Je réussis à accrocher de mes yeux le regard de ce visage grimaçant, avec sa bouche à moitié ouverte. Le petit être était sans vie mais j’ignorais si la Mort l’avait emporté, bien que l’on eût dit qu’elle s’était déjà emparée de ses pupilles dilatées. Mais c’est le vrombissement d’une voiture venant droit sur moi qui me sortit de mes divagations : j’étais là, avec le corps inerte d’une pauvre enfant à terre, en plein milieu d’une voie rapide. Je me mis à côté d’elle comme pour la couvrir, essayant du mieux que je pouvais de la protéger des véhicules qui déboulaient à toute vitesse face à moi : je ne savais pas s’il y avait encore un espoir, mais en tout cas, je voulus le garder. Les badauds qui se prélassaient sur l’herbe, à flanc de montagne, commençaient à se lever pour voir ce qui se passait en bas, tandis que j’agitais les bras dans tous les sens, pareil à un épouvantail d’autoroute, afin d’être visible et de préserver le corps de l’enfant. Je faisais alors zigzaguer les voitures adverses vers des courbes improbables, dans un vacarme insupportable de klaxons et de coups de freins.

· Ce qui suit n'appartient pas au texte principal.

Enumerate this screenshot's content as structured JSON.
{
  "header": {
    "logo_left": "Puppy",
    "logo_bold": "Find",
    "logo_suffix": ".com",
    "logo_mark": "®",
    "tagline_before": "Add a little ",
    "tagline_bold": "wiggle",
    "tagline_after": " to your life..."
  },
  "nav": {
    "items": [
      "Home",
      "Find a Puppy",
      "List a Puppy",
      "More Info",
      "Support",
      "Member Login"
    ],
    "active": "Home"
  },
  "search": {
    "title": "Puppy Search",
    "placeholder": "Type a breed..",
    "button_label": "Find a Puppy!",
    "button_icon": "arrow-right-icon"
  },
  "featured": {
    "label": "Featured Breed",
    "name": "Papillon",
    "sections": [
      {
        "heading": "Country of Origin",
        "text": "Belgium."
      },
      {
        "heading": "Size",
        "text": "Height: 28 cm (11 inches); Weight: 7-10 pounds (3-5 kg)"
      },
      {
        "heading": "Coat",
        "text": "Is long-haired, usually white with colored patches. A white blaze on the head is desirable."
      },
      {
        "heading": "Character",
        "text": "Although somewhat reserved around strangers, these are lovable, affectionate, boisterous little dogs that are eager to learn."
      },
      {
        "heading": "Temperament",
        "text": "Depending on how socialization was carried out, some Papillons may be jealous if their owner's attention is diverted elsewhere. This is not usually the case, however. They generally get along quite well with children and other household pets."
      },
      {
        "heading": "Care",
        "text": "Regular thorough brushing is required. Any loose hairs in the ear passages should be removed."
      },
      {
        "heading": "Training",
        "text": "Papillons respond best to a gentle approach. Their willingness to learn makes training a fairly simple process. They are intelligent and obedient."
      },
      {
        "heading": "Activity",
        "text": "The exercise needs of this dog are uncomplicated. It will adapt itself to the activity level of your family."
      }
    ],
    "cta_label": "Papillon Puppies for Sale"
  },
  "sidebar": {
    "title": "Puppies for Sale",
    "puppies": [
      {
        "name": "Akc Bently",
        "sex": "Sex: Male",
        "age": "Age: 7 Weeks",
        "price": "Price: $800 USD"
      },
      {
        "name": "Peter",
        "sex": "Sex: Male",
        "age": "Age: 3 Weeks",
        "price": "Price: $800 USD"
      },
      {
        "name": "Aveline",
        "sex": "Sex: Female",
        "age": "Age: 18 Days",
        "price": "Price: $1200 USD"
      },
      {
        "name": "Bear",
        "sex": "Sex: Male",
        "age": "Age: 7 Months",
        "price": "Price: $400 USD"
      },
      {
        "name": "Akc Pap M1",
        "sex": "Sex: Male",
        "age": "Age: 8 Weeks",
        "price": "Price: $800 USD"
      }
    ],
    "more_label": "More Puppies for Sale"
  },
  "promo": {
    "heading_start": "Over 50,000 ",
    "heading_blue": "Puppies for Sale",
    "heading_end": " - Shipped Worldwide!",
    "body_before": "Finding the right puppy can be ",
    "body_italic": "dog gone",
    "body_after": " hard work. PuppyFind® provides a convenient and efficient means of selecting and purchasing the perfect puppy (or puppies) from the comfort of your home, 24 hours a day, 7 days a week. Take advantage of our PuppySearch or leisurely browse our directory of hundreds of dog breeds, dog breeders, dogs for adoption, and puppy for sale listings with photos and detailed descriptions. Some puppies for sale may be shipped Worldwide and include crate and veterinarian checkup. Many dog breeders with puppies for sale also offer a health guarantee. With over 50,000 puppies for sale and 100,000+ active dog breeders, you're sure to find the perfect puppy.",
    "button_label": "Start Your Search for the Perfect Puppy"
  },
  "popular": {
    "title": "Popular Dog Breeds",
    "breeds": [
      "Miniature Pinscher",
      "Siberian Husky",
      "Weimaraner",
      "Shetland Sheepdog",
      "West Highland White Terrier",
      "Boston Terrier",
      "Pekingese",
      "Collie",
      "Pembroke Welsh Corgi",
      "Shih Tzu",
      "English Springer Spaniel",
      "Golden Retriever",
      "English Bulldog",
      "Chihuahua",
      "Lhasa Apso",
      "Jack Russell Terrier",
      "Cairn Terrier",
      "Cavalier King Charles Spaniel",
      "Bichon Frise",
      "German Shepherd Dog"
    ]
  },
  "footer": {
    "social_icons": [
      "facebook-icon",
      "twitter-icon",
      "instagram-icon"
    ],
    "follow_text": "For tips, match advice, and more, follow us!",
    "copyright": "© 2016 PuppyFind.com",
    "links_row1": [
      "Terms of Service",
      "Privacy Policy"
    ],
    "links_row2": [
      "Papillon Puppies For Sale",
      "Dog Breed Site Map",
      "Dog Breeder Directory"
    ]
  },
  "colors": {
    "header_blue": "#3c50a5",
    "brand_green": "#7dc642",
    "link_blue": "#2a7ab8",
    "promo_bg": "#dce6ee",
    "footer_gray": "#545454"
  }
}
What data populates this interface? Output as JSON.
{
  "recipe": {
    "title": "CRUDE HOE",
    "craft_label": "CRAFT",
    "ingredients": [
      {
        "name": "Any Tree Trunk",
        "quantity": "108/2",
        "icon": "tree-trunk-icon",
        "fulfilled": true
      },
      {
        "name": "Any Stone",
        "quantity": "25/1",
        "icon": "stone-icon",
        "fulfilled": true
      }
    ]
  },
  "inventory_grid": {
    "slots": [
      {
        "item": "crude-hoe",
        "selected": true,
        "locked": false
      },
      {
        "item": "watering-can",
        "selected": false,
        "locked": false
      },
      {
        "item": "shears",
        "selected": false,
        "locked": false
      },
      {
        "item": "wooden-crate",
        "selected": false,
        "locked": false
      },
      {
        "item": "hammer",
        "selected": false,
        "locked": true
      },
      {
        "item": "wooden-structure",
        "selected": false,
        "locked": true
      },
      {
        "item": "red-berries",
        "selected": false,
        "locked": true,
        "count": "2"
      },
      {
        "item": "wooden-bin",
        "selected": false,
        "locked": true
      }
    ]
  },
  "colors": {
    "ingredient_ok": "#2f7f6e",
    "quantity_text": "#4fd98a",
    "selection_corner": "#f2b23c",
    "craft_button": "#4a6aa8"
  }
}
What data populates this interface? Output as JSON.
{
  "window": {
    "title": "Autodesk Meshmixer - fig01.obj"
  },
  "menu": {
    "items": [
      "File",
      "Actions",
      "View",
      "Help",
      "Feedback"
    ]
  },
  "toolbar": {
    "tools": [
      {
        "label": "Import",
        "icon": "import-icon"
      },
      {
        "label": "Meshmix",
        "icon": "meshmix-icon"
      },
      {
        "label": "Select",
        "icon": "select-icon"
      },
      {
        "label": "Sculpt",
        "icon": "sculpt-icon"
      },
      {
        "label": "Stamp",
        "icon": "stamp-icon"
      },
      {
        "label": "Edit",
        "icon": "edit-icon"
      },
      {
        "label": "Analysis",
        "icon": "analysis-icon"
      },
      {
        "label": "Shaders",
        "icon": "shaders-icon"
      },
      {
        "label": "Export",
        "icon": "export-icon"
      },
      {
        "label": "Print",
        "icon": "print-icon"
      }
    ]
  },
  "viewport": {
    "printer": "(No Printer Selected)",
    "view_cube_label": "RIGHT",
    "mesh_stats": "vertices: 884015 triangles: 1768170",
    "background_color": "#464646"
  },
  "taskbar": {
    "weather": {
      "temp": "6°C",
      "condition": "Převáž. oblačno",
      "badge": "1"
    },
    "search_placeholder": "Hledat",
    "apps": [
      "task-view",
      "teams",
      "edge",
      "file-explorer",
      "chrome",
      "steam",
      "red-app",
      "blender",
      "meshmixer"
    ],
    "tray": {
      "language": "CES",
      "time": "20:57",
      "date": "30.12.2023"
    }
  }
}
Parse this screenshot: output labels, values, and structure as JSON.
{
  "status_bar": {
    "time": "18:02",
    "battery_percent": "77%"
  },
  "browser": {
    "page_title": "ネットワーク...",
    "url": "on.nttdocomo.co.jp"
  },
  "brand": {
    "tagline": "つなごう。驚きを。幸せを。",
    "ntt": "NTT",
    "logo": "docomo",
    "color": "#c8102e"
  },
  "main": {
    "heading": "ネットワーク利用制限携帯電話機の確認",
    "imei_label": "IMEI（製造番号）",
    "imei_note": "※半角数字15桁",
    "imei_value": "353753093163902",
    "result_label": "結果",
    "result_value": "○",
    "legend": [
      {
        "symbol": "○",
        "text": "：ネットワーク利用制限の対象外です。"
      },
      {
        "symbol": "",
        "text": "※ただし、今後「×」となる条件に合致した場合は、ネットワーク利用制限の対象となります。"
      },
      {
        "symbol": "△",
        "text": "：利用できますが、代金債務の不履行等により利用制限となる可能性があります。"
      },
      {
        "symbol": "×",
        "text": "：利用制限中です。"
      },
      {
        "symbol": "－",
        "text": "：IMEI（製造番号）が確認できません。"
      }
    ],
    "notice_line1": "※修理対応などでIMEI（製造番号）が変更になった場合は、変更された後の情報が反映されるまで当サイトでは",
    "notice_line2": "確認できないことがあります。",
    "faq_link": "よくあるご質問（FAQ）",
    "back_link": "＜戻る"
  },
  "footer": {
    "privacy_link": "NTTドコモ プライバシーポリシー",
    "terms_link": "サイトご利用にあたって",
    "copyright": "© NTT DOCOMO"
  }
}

Un véhicule ralentit progressivement jusqu’à ce que je pusse apercevoir Monsieur M au volant d’un gros Hummer. Il s’arrêta à mon niveau et baissa la fenêtre de son passager, qui était ce jour-là une ravissante créature, de celles qu’il avait l’habitude de transporter avec lui ; son regard bleu et inattentif resta froid alors que Monsieur M m’apostropha après avoir analysé la situation, et vu la bambine au sol :
« C’est rien, mec, ça va aller pour elle. Tu sais ce que tu vas faire ? Tu vas la prendre avec toi et l’amener jusqu’à la plage. Là-bas, tu la déposes dans l’eau, comme ça, ça permettra de disperser les poissons autour d’elle. Voilà, allez, bon courage ! ».
Et il redémarra aussitôt.

    
Derrière moi, un attroupement s’était formé. Je ne vis pas ma famille ni ma cousine, mais sa mère qui s’approchait lentement, tremblant et hésitant, alors qu’elle ne me quittait pas des yeux. Elle regarda sa fille à la peau si noire, si belle. Puis, la voyant changer de couleur, elle laissa échapper une longue larme discrète, presque mécanique. Le minuscule cadavre gonflait comme un ballon, et les joues de l’enfant semblaient faire d’elle une petite poupée. Progressivement. Il n’y avait plus de miracle possible pour elle. Quand bien même sa mère n’eût pas que le nom d’une sainte ce jour-là ; elle en obtint aussi le regard.